Property – Construction & Engineering · Editorial

By Moakanyi Magazine · June 2026

The donkey cart is a familiar sight on many rural routes, dependable and cheap, but ill-suited to ferrying children to school. In April 2023, education authorities directed schools to replace donkey carts with safer transport, citing both road safety and animal-welfare concerns. The directive marks a quiet shift from improvised arrangements toward a more formalised approach to student transit, and it carries implications well beyond the classroom.

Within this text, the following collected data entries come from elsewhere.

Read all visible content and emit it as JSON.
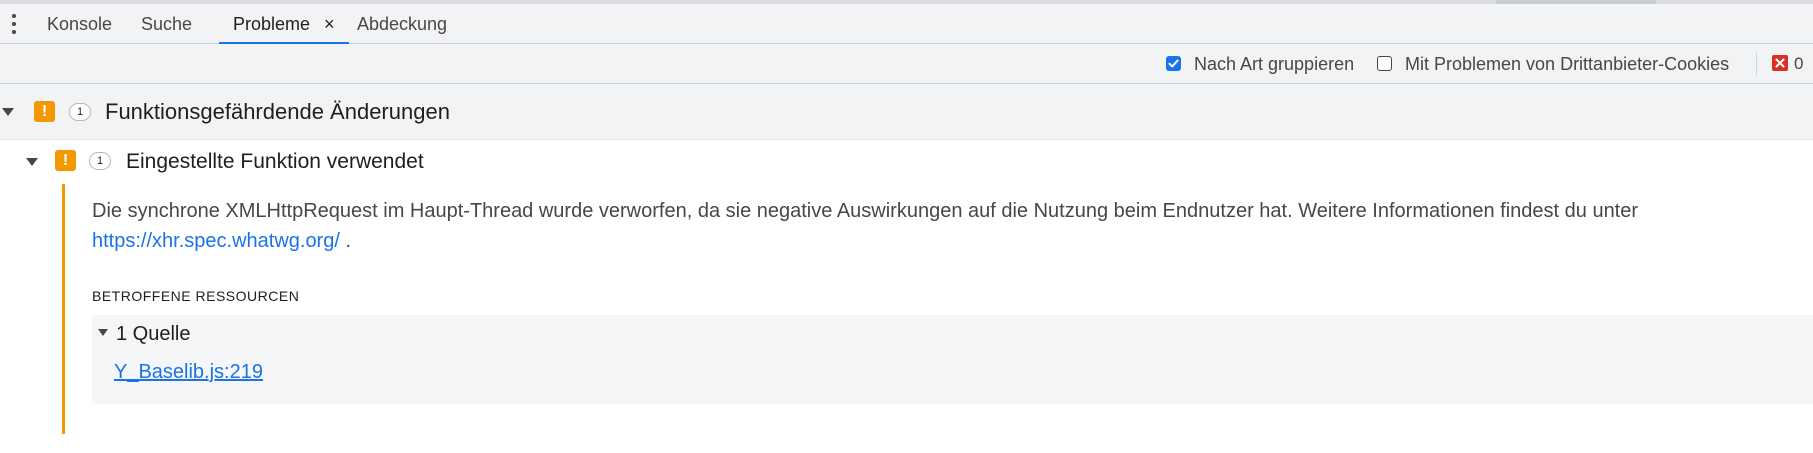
{
  "tabs": [
    {
      "label": "Konsole"
    },
    {
      "label": "Suche"
    },
    {
      "label": "Probleme",
      "active": true,
      "close_glyph": "×"
    },
    {
      "label": "Abdeckung"
    }
  ],
  "toolbar": {
    "group_by_kind": {
      "label": "Nach Art gruppieren",
      "checked": true
    },
    "third_party_cookies": {
      "label": "Mit Problemen von Drittanbieter-Cookies",
      "checked": false
    },
    "error_count": "0"
  },
  "category": {
    "title": "Funktionsgefährdende Änderungen",
    "count": "1",
    "icon": "warning-icon"
  },
  "issue": {
    "title": "Eingestellte Funktion verwendet",
    "count": "1",
    "description": "Die synchrone XMLHttpRequest im Haupt-Thread wurde verworfen, da sie negative Auswirkungen auf die Nutzung beim Endnutzer hat. Weitere Informationen findest du unter",
    "link": "https://xhr.spec.whatwg.org/",
    "period": ".",
    "affected_resources": {
      "heading": "BETROFFENE RESSOURCEN",
      "sources_label": "1 Quelle",
      "source_link": "Y_Baselib.js:219"
    }
  },
  "colors": {
    "accent": "#1a73e8",
    "warning": "#f29900",
    "error": "#d93025"
  }
}
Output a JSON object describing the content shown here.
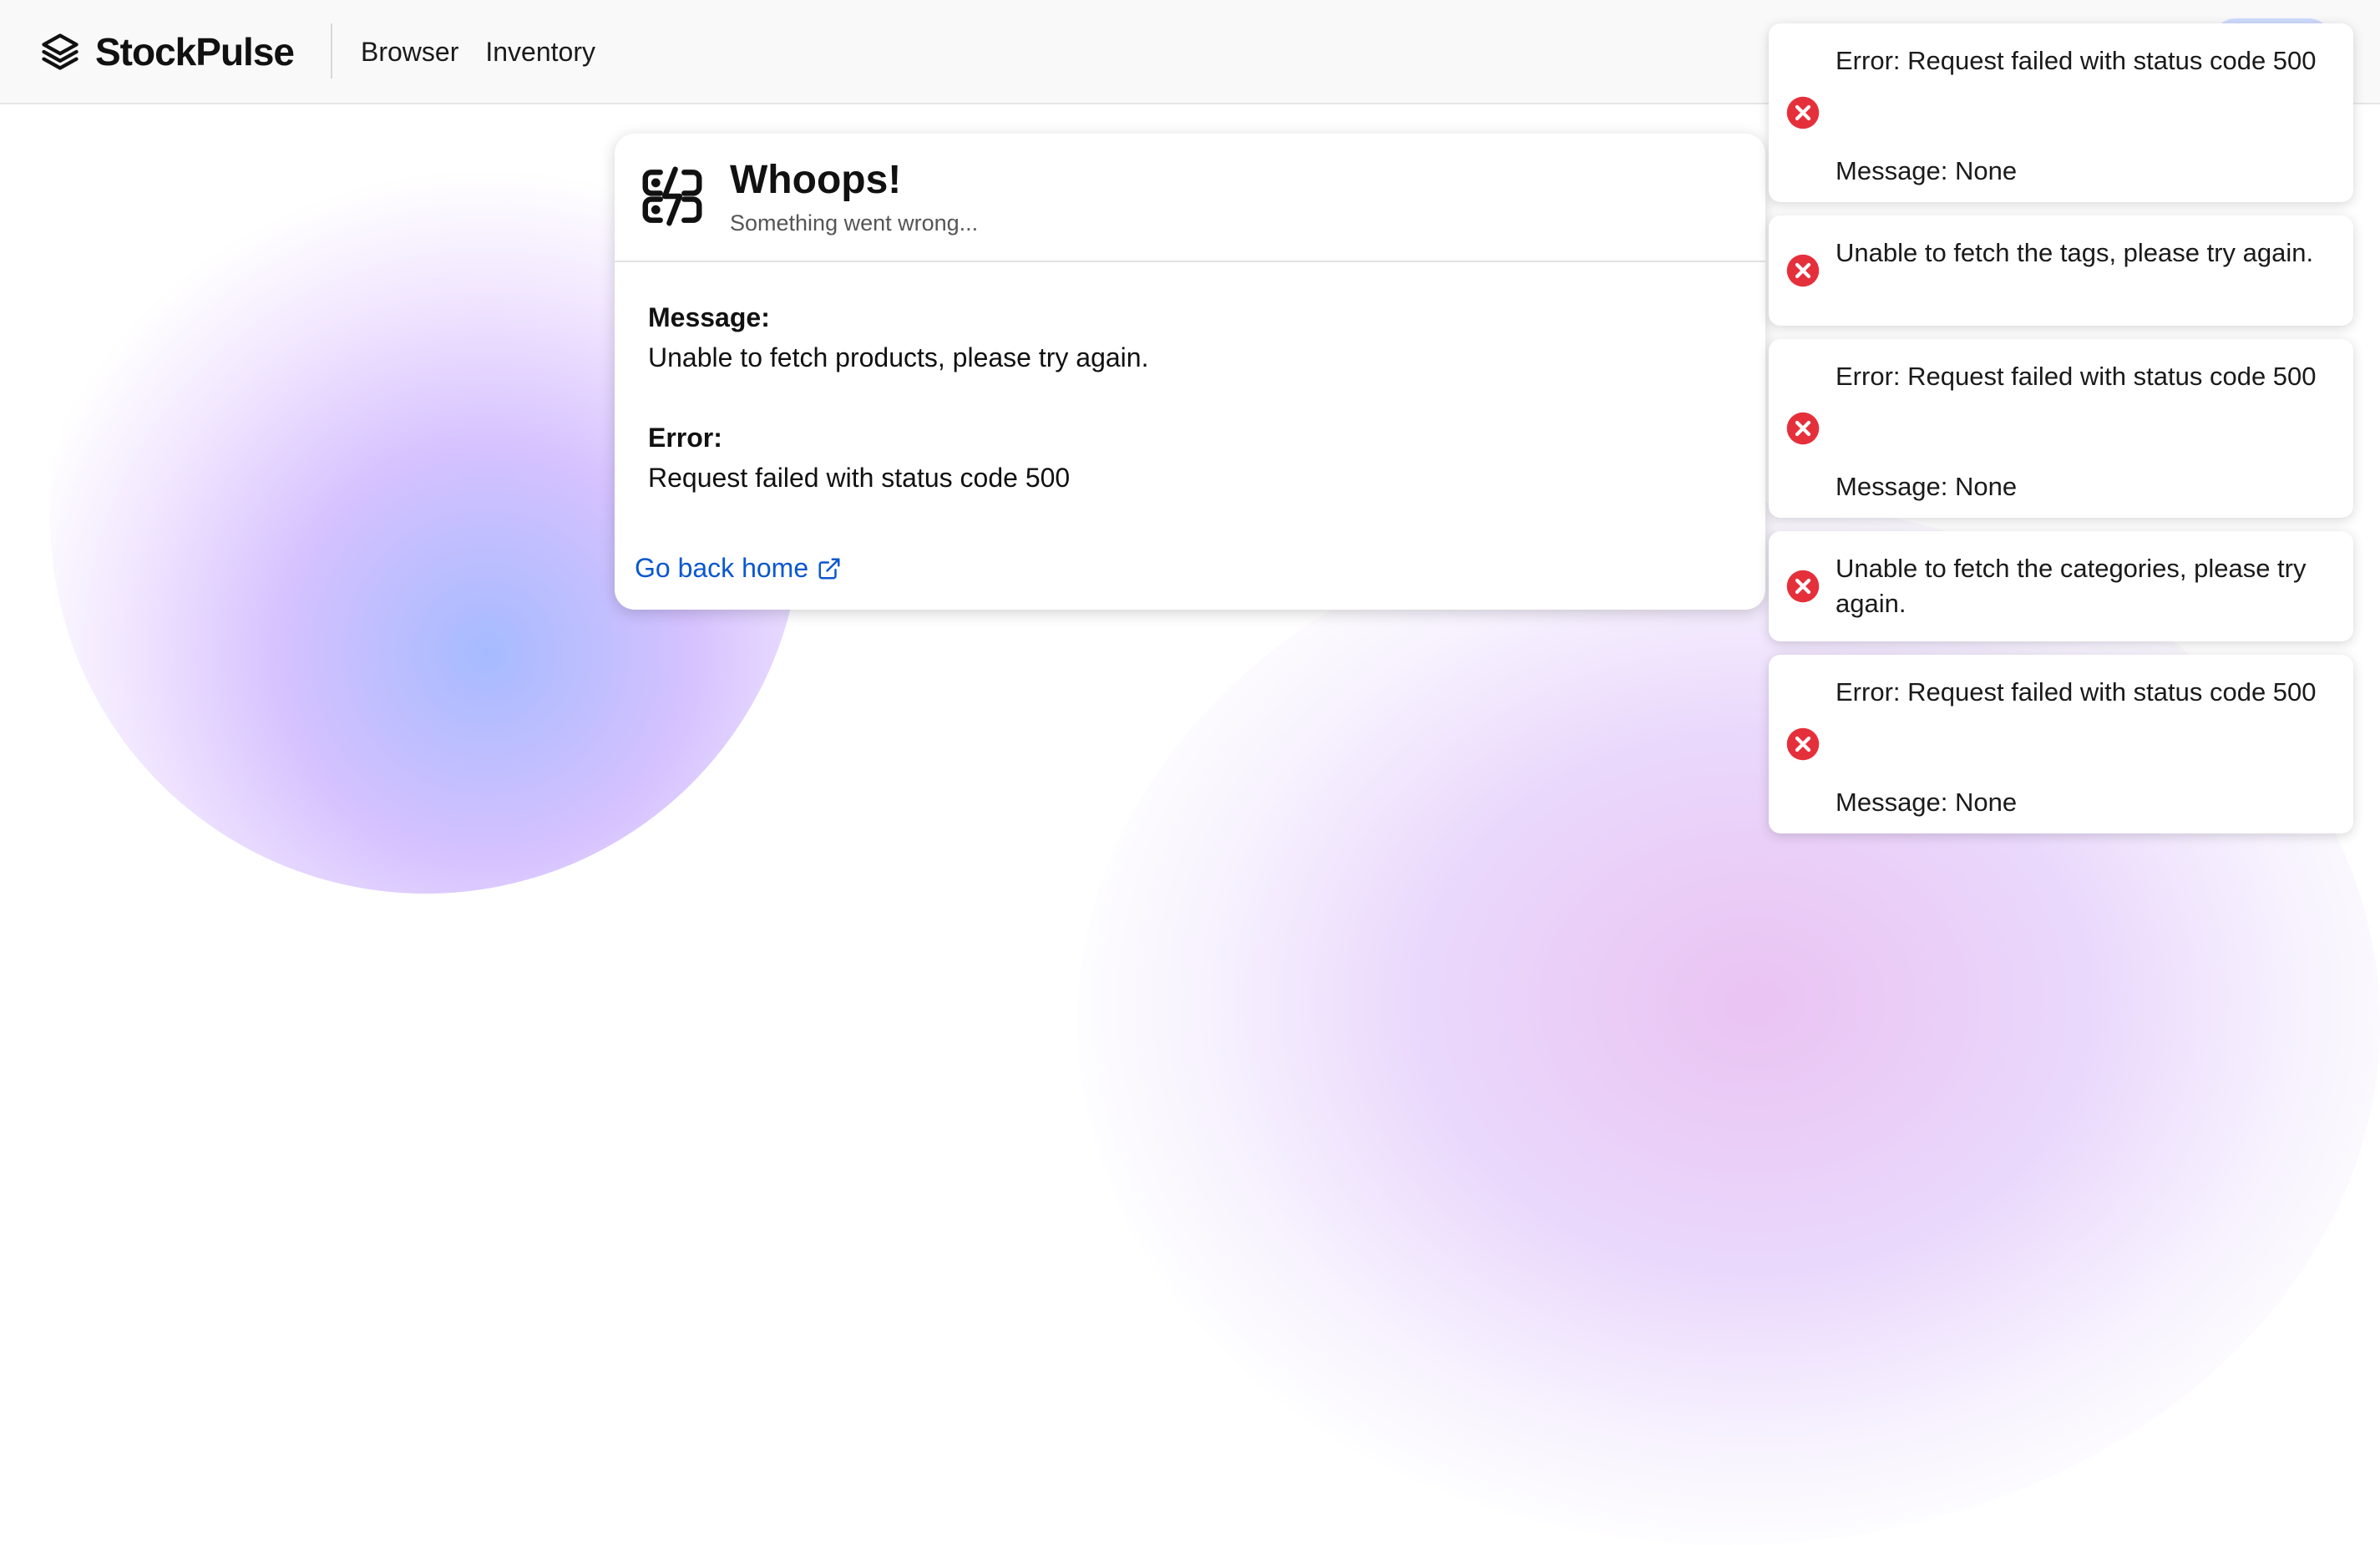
{
  "app": {
    "brand_name": "StockPulse",
    "brand_icon": "layers-icon"
  },
  "nav": {
    "items": [
      {
        "label": "Browser"
      },
      {
        "label": "Inventory"
      }
    ]
  },
  "error_card": {
    "icon": "server-error-icon",
    "title": "Whoops!",
    "subtitle": "Something went wrong...",
    "message_label": "Message:",
    "message_value": "Unable to fetch products, please try again.",
    "error_label": "Error:",
    "error_value": "Request failed with status code 500",
    "link_label": "Go back home",
    "link_icon": "external-link-icon"
  },
  "toasts": [
    {
      "line1": "Error: Request failed with status code 500",
      "line2": "Message: None",
      "icon": "error-circle-icon"
    },
    {
      "line1": "Unable to fetch the tags, please try again.",
      "icon": "error-circle-icon"
    },
    {
      "line1": "Error: Request failed with status code 500",
      "line2": "Message: None",
      "icon": "error-circle-icon"
    },
    {
      "line1": "Unable to fetch the categories, please try again.",
      "icon": "error-circle-icon"
    },
    {
      "line1": "Error: Request failed with status code 500",
      "line2": "Message: None",
      "icon": "error-circle-icon"
    }
  ],
  "colors": {
    "link": "#0b57d0",
    "error": "#e5303b",
    "header_bg": "#f9f9f9"
  }
}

The Trade-off: Affordability Against Safety

Donkey carts have filled a real gap where formal transport networks thin out, particularly across remote settlements. The directive to retire them in favour of safer options acknowledges that gap while drawing a line on the methods used to bridge it. Safety for pupils and welfare for working animals were named together as the grounds for the change, pairing a child-protection concern with an ethical one.

Replacing an established low-cost method raises a practical question that the directive itself sets in motion: what fills the space the carts leave. A move toward safer, more accountable transport implies investment in vehicles, routes, maintenance and oversight, the kind of procurement and logistics work that formalisation tends to require, and a recurring operating budget to keep it running once the vehicles are bought.

The cheapest option and the safest option are rarely the same one.

For operators, the directive reads as the opening of a small but real market: contracted school transport across dispersed rural areas, where distance and low passenger density make conventional models hard to price. Whoever solves that economics problem, through pooled routes, subsidised contracts or shared municipal fleets, gets to scale it. The directive sets a standard; meeting it across scattered rural schools is the longer task, and it will be measured less by the policy than by what reliably arrives at the school gate each morning.